Cassandra shakes her head. "No. He didn't. And when the moment came... he wasn't here. He missed it. He wasn't there to say goodbye."
A silence falls, thicker than before. My heart aches behind my ribs, something sharp and sorrowful twisting inside me.
That kind of failure, it doesn't fade.
He wasn't running from me. He was chasing a chance he never got back.
And it cost him everything.
"That's why he stayed away for so long." I say quietly. "Because he couldn't face it. The town. The people who remembered."
"Maybe," Cassandra says gently. "Maybe he couldn't face what happened. Or maybe he thought if he just kept looking, he could still make it right somehow. And when your powers surfaced... well, I imagine he panicked. He saw it starting again and had no new answers. Only old regrets."
I sit there, unsure how to hold the weight of all of this.
He wasn't hiding it to punish me. He was trying to outrun his past.
But it still caught us.
Cassandra gives my hand a soft squeeze. "You don't have to forgive him today. You don't even have to agree with how he handled it. But it's okay to let it be complicated."
I nod, and this time, a tear slips loose before I can blink it away.
Rayne slides me a folded napkin without saying anything. I take it whispering a small "thanks."
Skye starts talking about her school project to fill the air, and for the next few minutes, everything is loud and soft in the same breath, pancakes and syrup and sibling banter and someone accidentally knocking over orange juice.
The chaos is comforting.
Justine's dad packs me lunch "for later, or if you just want to hold something warm." He slips it into my bag like I might disappear any second. Justine smirks at the gesture, but her eyes are kind.
By the time I reach the back door, I feel a little less like I'm unraveling. Cassandra hugs me like she's known me forever, and Skye ambushes me with a hug before pretending she didn't. Rayne gives me a fist bump. Trey nods from the hallway, headphones slung around his neck.
It's weird. And warm. And everything I didn't know I missed.
Justine walks me towards the lake, the sun starting to sting.
"You okay?" she asks.
"No," I answer honestly. "But I think I might be later."
"Good," she says. "Later's allowed."
We trade quiet smiles, and I start to walk home.
It feels quieter that usual. The lake feels like it's watching me, like it remembers something I don't.
And somewhere, just under the surface, a question is clawing to be asked.
What if there is another portal?
And what if my dad wasn't wrong to look for it?
I reach the back steps. My house, familiar and strange all at once. I rest my hand on one of the doorknobs, hesitant, but step inside.
The air is cool. Too still.
"Clara?"
My dad's voice carries from the kitchen.
My throat tightens.
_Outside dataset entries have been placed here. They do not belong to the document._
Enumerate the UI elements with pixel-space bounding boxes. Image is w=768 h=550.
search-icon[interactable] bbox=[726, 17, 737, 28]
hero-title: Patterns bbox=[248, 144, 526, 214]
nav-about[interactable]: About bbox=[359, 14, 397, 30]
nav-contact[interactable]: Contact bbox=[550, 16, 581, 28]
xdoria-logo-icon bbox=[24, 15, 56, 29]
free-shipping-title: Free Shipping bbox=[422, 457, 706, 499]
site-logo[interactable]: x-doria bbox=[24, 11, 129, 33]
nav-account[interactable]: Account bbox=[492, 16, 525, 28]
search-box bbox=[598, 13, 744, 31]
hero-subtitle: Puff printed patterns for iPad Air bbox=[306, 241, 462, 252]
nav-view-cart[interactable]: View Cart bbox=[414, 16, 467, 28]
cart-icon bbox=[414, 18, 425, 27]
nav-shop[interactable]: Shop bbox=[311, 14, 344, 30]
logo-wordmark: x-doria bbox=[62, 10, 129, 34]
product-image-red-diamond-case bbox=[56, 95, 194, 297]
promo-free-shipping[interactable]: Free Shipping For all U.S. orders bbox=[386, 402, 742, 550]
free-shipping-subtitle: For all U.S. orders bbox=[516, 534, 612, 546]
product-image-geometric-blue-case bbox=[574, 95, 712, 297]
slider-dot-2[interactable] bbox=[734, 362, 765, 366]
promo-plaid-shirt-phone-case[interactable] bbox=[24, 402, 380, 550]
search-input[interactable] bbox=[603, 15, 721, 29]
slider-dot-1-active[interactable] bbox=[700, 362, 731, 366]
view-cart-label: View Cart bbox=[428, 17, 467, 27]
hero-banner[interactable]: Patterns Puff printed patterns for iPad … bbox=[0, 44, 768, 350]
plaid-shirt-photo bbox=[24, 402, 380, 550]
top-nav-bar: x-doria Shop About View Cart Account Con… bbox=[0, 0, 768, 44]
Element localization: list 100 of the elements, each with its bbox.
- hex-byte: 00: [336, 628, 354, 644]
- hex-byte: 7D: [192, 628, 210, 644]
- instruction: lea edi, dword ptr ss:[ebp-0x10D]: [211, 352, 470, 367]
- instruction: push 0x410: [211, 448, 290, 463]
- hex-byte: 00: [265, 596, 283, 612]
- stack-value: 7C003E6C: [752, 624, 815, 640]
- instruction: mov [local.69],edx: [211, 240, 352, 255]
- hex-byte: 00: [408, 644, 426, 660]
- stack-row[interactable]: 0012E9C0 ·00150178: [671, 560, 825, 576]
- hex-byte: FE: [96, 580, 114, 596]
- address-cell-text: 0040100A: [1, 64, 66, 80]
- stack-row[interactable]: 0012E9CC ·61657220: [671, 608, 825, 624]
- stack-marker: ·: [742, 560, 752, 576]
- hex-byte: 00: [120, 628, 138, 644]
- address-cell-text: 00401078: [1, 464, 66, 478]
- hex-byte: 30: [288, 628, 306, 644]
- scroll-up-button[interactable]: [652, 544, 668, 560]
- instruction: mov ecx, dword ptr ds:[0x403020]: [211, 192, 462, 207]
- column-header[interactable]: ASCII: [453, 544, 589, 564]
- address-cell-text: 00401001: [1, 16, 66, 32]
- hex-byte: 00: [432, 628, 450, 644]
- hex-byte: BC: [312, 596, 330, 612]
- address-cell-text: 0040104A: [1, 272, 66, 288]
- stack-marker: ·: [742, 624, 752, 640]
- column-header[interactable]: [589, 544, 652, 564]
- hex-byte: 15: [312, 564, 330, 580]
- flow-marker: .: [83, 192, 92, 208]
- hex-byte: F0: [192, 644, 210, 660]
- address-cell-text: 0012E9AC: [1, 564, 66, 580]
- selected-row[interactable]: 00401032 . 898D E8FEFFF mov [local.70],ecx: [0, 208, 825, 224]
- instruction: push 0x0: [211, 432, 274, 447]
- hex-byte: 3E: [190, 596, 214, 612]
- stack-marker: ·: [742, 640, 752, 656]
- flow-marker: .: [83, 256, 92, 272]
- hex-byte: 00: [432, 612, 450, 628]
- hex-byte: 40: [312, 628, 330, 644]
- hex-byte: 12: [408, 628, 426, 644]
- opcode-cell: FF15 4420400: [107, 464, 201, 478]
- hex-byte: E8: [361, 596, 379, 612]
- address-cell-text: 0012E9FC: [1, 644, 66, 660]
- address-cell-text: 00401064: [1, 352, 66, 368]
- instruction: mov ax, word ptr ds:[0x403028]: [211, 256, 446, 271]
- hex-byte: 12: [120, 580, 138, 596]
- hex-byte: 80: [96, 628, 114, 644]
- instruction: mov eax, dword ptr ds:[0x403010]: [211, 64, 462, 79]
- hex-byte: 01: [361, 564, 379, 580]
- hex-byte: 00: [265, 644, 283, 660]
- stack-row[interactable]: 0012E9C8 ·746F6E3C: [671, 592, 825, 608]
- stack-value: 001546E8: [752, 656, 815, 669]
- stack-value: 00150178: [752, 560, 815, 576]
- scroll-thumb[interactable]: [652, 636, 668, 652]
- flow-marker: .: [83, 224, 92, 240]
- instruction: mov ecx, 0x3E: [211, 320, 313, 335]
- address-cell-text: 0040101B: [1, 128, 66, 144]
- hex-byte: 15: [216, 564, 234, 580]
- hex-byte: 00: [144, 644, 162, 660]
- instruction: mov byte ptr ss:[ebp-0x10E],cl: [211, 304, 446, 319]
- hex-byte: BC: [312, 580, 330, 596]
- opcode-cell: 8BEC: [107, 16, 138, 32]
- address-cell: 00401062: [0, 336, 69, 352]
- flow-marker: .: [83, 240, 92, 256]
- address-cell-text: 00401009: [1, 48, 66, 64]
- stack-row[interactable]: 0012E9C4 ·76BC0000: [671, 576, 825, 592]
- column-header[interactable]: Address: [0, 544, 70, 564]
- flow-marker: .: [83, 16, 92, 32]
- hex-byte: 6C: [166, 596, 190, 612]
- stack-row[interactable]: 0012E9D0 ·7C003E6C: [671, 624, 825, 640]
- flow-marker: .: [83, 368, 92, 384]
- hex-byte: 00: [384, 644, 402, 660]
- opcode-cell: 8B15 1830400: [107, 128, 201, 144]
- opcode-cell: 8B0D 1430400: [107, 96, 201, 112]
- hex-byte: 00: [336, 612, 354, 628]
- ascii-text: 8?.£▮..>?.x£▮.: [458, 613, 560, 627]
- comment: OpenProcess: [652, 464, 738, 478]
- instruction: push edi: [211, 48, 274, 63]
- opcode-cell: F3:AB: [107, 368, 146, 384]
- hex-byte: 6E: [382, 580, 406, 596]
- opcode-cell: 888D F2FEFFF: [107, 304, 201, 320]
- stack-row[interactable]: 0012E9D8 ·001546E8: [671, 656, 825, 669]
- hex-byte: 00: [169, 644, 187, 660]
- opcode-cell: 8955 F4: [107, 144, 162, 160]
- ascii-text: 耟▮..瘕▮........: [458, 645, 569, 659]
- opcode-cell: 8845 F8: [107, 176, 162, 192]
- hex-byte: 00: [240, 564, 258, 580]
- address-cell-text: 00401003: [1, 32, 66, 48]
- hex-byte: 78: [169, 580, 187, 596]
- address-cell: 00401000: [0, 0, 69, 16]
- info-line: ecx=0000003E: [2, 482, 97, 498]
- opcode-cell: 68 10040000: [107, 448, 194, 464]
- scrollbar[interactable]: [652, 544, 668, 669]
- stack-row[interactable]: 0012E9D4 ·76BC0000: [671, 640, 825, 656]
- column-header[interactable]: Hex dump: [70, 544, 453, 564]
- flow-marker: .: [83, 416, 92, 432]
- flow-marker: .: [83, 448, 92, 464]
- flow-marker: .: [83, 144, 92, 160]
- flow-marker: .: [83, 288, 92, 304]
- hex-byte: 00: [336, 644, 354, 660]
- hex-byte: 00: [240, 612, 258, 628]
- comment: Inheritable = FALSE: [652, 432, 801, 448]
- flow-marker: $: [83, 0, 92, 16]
I drop my bag slowly, pulse hammering in my ears.
He rounds the corner, and for a second, we just... stare at each other.
"You're home," he says, like he's surprised I came back.
I nod, "So are you."
He gives a quiet breath of a laugh, but there's no joy in it. Only weight.
"There's something I need to tell you."
He glances at the window, then back to me.
"No," he corrects himself. "I think it's time I show you."